Brown Bag Webinar - Student Research on Water Resource Science Monitoring and Methods
Nat Bransky, MS Student, Environmental Sciences and Policy Program, Northern Arizona University
Sean Schrag-Toso, MS Student, Hydrology and Atmospheric Science and Water Policy Certificate Program, University of Arizona
Presentations: Monitoring Tamarix defoliation and mortality from D. carinulata attacks using satellite imagery in Grand Canyon National Park, Arizona, USA and Isotopes, geochemistry, citizen science and local partnerships as tools to build upon a fractured understanding of the hydrology of the Patagonia Mountains
This Brown Bag will feature presentations by students who received research grants in 2019 through the WRRC from the Water Resources Research Act, Section 104(b) grant program.
Tamarisk are an invasive shrub species in the United States that have a negative impact on biodiversity and water availability in riparian corridors throughout the Southwest. Scientists and land managers are using remote sensing methods to monitor tamarisk and its response to the northern tamarisk beetle, introduced as a biocontrol agent in 2001. Existing remote sensing methods take advantage of the unique spectral signature of tamarisk across seasons and often rely on remote sensing to measure its response to defoliation by the tamarisk beetle. Previous studies have used expensive, high-resolution, airborne imagery. For this project, we developed a defoliation index to identify tamarisk defoliation events. The accuracy of defoliation and mortality detection by this index in the topographically complex Grand Canyon National Park was used to compare Landsat and commercial Worldview sensors and define topographic and stand size conditions conducive to remote sensing analysis at various resolutions.
Nat is earning his MS in the Environmental Sciences and Policy Program at Northern Arizona University.
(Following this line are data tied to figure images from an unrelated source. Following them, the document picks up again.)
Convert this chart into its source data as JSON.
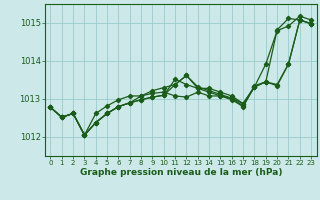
{
  "xlabel": "Graphe pression niveau de la mer (hPa)",
  "background_color": "#cce8e8",
  "grid_color": "#99cccc",
  "line_color": "#1a5c1a",
  "text_color": "#1a5c1a",
  "ylim": [
    1011.5,
    1015.5
  ],
  "xlim": [
    -0.5,
    23.5
  ],
  "yticks": [
    1012,
    1013,
    1014,
    1015
  ],
  "xtick_labels": [
    "0",
    "1",
    "2",
    "3",
    "4",
    "5",
    "6",
    "7",
    "8",
    "9",
    "10",
    "11",
    "12",
    "13",
    "14",
    "15",
    "16",
    "17",
    "18",
    "19",
    "20",
    "21",
    "22",
    "23"
  ],
  "series": [
    [
      1012.78,
      1012.52,
      1012.62,
      1012.05,
      1012.38,
      1012.62,
      1012.8,
      1012.9,
      1012.98,
      1013.05,
      1013.1,
      1013.38,
      1013.62,
      1013.28,
      1013.18,
      1013.08,
      1012.98,
      1012.8,
      1013.32,
      1013.92,
      1014.8,
      1014.92,
      1015.18,
      1015.08
    ],
    [
      1012.78,
      1012.52,
      1012.62,
      1012.05,
      1012.38,
      1012.62,
      1012.8,
      1012.9,
      1012.98,
      1013.05,
      1013.1,
      1013.52,
      1013.38,
      1013.28,
      1013.28,
      1013.18,
      1013.08,
      1012.88,
      1013.32,
      1013.45,
      1014.82,
      1015.12,
      1015.08,
      1014.98
    ],
    [
      1012.78,
      1012.52,
      1012.62,
      1012.05,
      1012.62,
      1012.82,
      1012.98,
      1013.08,
      1013.08,
      1013.15,
      1013.18,
      1013.08,
      1013.05,
      1013.18,
      1013.08,
      1013.08,
      1013.02,
      1012.82,
      1013.35,
      1013.45,
      1013.38,
      1013.92,
      1015.08,
      1014.98
    ],
    [
      1012.78,
      1012.52,
      1012.62,
      1012.05,
      1012.38,
      1012.62,
      1012.8,
      1012.9,
      1013.08,
      1013.22,
      1013.3,
      1013.38,
      1013.62,
      1013.32,
      1013.22,
      1013.12,
      1013.02,
      1012.88,
      1013.32,
      1013.45,
      1013.35,
      1013.92,
      1015.08,
      1014.98
    ]
  ]
}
Through the Remote Sensing and Geoinformatics Lab, he has worked on multiple projects studying the utility of remote sensing methods in Grand Canyon National Park.
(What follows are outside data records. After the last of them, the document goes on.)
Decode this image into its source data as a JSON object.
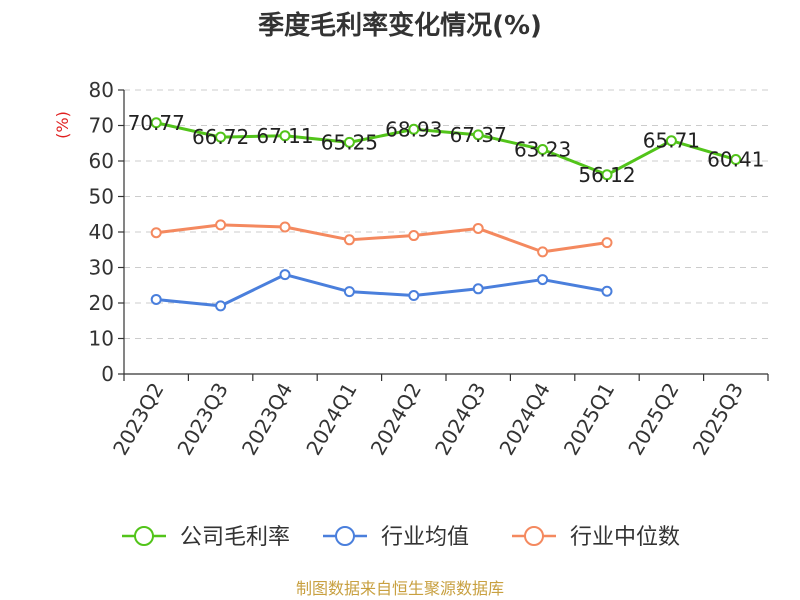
{
  "chart_data": {
    "type": "line",
    "title": "季度毛利率变化情况(%)",
    "ylabel": "(%)",
    "ylim": [
      0,
      80
    ],
    "yticks": [
      0,
      10,
      20,
      30,
      40,
      50,
      60,
      70,
      80
    ],
    "grid": true,
    "legend_position": "bottom",
    "categories": [
      "2023Q2",
      "2023Q3",
      "2023Q4",
      "2024Q1",
      "2024Q2",
      "2024Q3",
      "2024Q4",
      "2025Q1",
      "2025Q2",
      "2025Q3"
    ],
    "series": [
      {
        "name": "公司毛利率",
        "color": "#52c41a",
        "values": [
          70.77,
          66.72,
          67.11,
          65.25,
          68.93,
          67.37,
          63.23,
          56.12,
          65.71,
          60.41
        ],
        "labels": [
          "70.77",
          "66.72",
          "67.11",
          "65.25",
          "68.93",
          "67.37",
          "63.23",
          "56.12",
          "65.71",
          "60.41"
        ],
        "show_labels": true
      },
      {
        "name": "行业均值",
        "color": "#4a7fdc",
        "values": [
          21.0,
          19.2,
          28.0,
          23.2,
          22.1,
          24.0,
          26.6,
          23.3,
          null,
          null
        ],
        "show_labels": false
      },
      {
        "name": "行业中位数",
        "color": "#f4895f",
        "values": [
          39.8,
          42.0,
          41.4,
          37.8,
          39.0,
          41.0,
          34.4,
          37.0,
          null,
          null
        ],
        "show_labels": false
      }
    ],
    "source": "制图数据来自恒生聚源数据库"
  }
}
Changing groundwater recharge conditions due to drought and increasing demand of groundwater have residents of the Sonoita Creek Watershed in Southeastern Arizona concerned about future groundwater availability and spring flow. Little is known about changing recharge conditions in the Patagonia Mountains and increasing demand will affect spring flow and groundwater levels. To address these concerns and advance understanding of the local hydrology, an analysis of isotope ratios and the geochemistry of local springs was undertaken to guide the development of a conceptual model of groundwater flow within the Patagonia Mountains. Using this conceptual model, local residents were trained to collect data regularly, contributing to future management decisions around water use by the Town Council and enabling well owners and other stakeholders to see the effects of varying precipitation and groundwater use on spring flow and the groundwater table.
Sean is a MS student in Hydrology and Water Resources and pursuing the Water Policy Certificate at the University of Arizona. He is a Peace Corps Coverdell Fellow and a Society and Environment Fellow.